Chinese Tech Companies Now Want a Slice of the Action

Chinese Tech Companies Now Want a Slice of the Action Thanks to AI Chatbot ChatGPT

In this article we have explained how Chinese tech companies now want a slice of the action and AI chatbot, ChatGPT comes to the rescue. Read to know more about Chinese companies and ChatGPT.

Now and then, something catches everyone’s attention. Last week in the Chinese tech companies, it was ChatGPT. Perhaps it was the holiday season, or perhaps it was the fact that ChatGPT is not currently available in China. But it took more than two months for the natural-language-processing chatbot to take off in the country.

However, in the last week, almost every major Chinese tech company has announced plans to launch their ChatGPT-like products (including some that have never been known for artificial intelligence capabilities), while the public of China has been frantically trying out the service.
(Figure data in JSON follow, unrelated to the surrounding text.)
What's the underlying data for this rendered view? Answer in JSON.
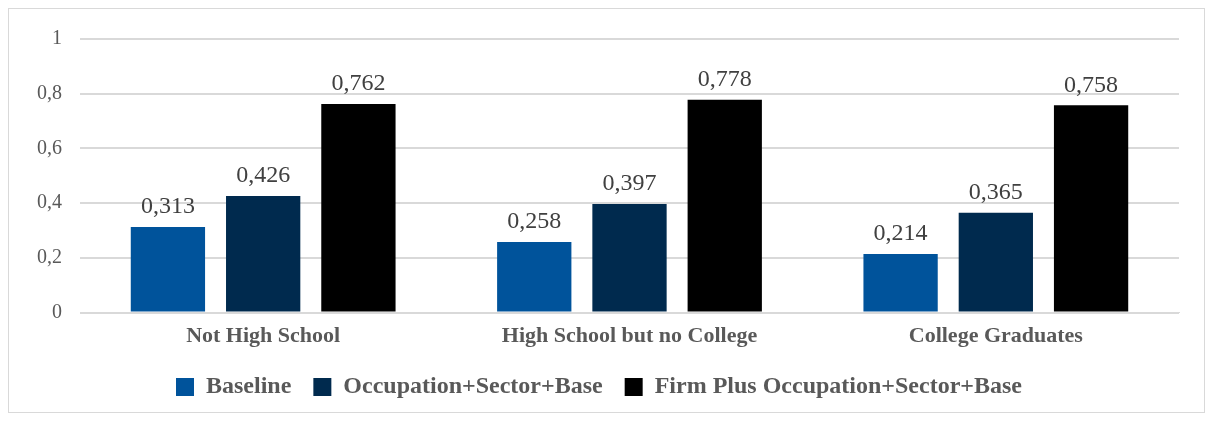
{
  "chart_data": {
    "type": "bar",
    "categories": [
      "Not High School",
      "High School but no College",
      "College Graduates"
    ],
    "series": [
      {
        "name": "Baseline",
        "color": "#00539b",
        "values": [
          0.313,
          0.258,
          0.214
        ],
        "value_labels": [
          "0,313",
          "0,258",
          "0,214"
        ]
      },
      {
        "name": "Occupation+Sector+Base",
        "color": "#002a4e",
        "values": [
          0.426,
          0.397,
          0.365
        ],
        "value_labels": [
          "0,426",
          "0,397",
          "0,365"
        ]
      },
      {
        "name": "Firm Plus Occupation+Sector+Base",
        "color": "#000000",
        "values": [
          0.762,
          0.778,
          0.758
        ],
        "value_labels": [
          "0,762",
          "0,778",
          "0,758"
        ]
      }
    ],
    "ylim": [
      0,
      1
    ],
    "yticks": [
      0,
      {
        "value": 0.2,
        "label": "0,2"
      },
      {
        "value": 0.4,
        "label": "0,4"
      },
      {
        "value": 0.6,
        "label": "0,6"
      },
      {
        "value": 0.8,
        "label": "0,8"
      },
      1
    ],
    "grid": "y",
    "legend": "bottom"
  }
}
Most people who have used ChatGPT in China have done so via VPNs or paid workarounds—for example, clever entrepreneurs have essentially rented out OpenAI accounts or asked ChatGPT questions to buyers. They asked 20 questions for a few dollars. However, screenshots and short social videos displaying ChatGPT’s responses have swept Chinese social media this week, allowing even more people to see the results.

Aside from the allure of the new and difficult-to-access chatGPT, it’s likely that its ability to answer questions in Chinese has exceeded many people’s (including mine!) expectations. GPT-3, OpenAI’s previous model of this technology, released in 2020 and also unavailable in China, was not very good at working with Chinese content. While a few Chinese companies have created localised GPT-3 chatbot alternatives, users frequently dismiss them as predictable, repetitive, and frustratingly off base.

In comparison, ChatGPT is surprisingly good at forming natural, if a little formal, responses that appear to understand traditional and pop-cultural references in China. It can write in the emoji-heavy style of Hu Xijin, former editor-in-chief of China’s main propaganda mouthpiece, the Global Times; it knows meme songs in Chinese and can create similar lyrics from scratch; and it can write in the emoji-heavy style of influencer posts from the Chinese social media platform Xiaohongshu.

As in English, the accuracy of ChatGPT’s Chinese answers frequently falls apart upon closer inspection, and it makes factual errors. However, the fact that a chatbot developed by an American company demonstrates this level of understanding of contemporary China continues to astound the public. Many of the ChatGPT answers left me speechless: Wow, it does a better Hu Xijin impersonation than I do!

As a result, it’s not surprising that Chinese tech firms want a piece of the action. Baidu, the search and AI company arguably best positioned to introduce a ChatGPT alternative, will complete testing of its “Ernie Bot” in March. The company is planning to incorporate it into most of its hardware and software and products. And DAMO Academy which is a research division of Alibaba is testing a similar tool internally. 360, a cybersecurity and search company said it will release a demo “ASAP.” Other technology firms, such as NetEase, iFlytek, and, want to use their own AI chatbots in specific scenarios such as education, e-commerce, and finance.

The current action is motivated by a combination of excitement and FOMO. On the one hand, very few tech products have garnered as much public attention as ChatGPT, providing Chinese companies with a rare confidence boost. The public is still extremely excited and hopeful about new technology. On the other hand, there is pressure on these companies to not miss out on this massive trend or to appear to have missed out.

That’s also probably why we’re seeing some, let’s say, irrational corporate action. For example, Secoo, a failing luxury e-commerce company with little background in AI, announced on February 6th that it would investigate using ChatGPT-like tech. Its stock price increased 124.4% that day. Meanwhile, Wang Huiwen, a cofounder of China’s delivery giant Meituan, announced on social media that he is investing US$50 million in a ChatGPT-like company. Since then, he has already secured US$230 million in VC funding, despite admitting that he does not understand AI technology and is still learning.